In gas turbines, film cooling is required to protect metal parts from hot combustion gases. Reduction in coolant mass flow increases cycle efficiency, and hence reduces greenhouse gas emissions. However, the lifespan of a cooled component is sensitive to the metal temperature within the part. A designer requires predictions of cooling performance to make this compromise, yet present design methods are subject to uncertainty and are not viable without empirical input.

Flow through a turbine is inherently unsteady due to relative motion of stators and rotors, termed blade row interaction. Blade row interaction is not captured in flat-plate and cascade testing, or present design methods, contributing to uncertainty in predicted cooling performance. The aims of this thesis are to establish the mechanisms by which blade row interaction affects rotor film cooling, and quantify their influence on cooling performance in a representative case.

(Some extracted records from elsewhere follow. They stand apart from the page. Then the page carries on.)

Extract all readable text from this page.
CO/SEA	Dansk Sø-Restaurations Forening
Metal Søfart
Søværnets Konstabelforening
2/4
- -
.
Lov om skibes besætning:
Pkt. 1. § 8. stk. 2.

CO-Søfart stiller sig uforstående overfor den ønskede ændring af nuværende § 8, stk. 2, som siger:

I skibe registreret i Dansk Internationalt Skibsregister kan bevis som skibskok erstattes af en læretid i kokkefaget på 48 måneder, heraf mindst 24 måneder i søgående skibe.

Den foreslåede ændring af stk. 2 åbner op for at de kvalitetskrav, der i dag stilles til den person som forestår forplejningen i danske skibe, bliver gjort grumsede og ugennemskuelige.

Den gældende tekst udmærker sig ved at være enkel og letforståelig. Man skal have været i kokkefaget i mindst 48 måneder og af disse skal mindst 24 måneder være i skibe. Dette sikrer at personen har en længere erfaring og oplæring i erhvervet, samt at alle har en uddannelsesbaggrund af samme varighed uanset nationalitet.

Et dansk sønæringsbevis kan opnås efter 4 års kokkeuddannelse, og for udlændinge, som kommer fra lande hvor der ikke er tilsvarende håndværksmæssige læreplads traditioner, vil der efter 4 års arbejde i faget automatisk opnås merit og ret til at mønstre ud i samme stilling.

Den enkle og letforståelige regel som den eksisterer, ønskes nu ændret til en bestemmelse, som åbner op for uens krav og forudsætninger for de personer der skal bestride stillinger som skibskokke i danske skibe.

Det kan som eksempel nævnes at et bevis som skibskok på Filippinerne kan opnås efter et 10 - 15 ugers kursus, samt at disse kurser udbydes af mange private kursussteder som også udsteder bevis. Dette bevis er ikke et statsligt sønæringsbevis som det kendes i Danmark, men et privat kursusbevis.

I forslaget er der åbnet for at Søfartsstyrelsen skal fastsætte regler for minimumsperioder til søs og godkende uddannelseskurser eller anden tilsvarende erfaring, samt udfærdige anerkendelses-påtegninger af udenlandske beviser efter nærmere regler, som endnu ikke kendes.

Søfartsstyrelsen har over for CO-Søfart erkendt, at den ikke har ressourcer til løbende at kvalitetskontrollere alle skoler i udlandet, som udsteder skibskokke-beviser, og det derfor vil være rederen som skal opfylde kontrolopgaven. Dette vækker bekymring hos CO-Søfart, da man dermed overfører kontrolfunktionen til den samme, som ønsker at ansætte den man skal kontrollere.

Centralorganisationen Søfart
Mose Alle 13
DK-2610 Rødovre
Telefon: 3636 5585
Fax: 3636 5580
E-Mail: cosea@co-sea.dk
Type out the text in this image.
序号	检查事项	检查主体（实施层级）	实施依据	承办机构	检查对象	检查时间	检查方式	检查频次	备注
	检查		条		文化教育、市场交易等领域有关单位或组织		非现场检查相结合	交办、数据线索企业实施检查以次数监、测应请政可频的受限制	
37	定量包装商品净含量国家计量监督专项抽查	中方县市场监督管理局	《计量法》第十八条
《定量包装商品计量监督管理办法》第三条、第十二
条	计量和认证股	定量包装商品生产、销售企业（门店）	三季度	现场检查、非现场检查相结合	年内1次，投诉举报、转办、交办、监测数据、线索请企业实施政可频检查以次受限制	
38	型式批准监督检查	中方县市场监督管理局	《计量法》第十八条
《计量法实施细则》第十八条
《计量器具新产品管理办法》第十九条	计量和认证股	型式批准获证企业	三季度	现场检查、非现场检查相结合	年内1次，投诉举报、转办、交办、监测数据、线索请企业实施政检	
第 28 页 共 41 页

A new experimental rig is developed to facilitate aerodynamic and heat transfer measurements of cooling holes subject to unsteady main-stream boundary conditions. The effect of unsteadiness is set by non-linearity in the hole response. Unsteadiness reduces film effectiveness by up to 31% with cylindrical holes at a low momentum flux ratio, because the response to perturbations is non-linear. Cylindrical holes at a high momentum flux ratio, and fan-shaped holes, are robust to unsteadiness because they respond linearly.

Non-film-resolved computations are used to identify the blade row interaction mechanisms generating unsteady main-stream boundary conditions in a turbine rotor. A quasi-steady model is used to predict instantaneous excursions in cooling hole momentum flux ratio. Fluctuations of at least ±30% are present for all hole locations, due to both upstream vane wake and potential field interaction.

A hybrid URANS–LES computational approach is implemented, validated against experimental data, and applied to a turbine stage cascade model. Compared to steady conditions, blade row interaction reduces rotor film effectiveness: by up to 18% on the pressure side, due to migration of vane coolant across the passage; and by up to 30% on the suction side, due to wake interactions increasing the film mixing rate.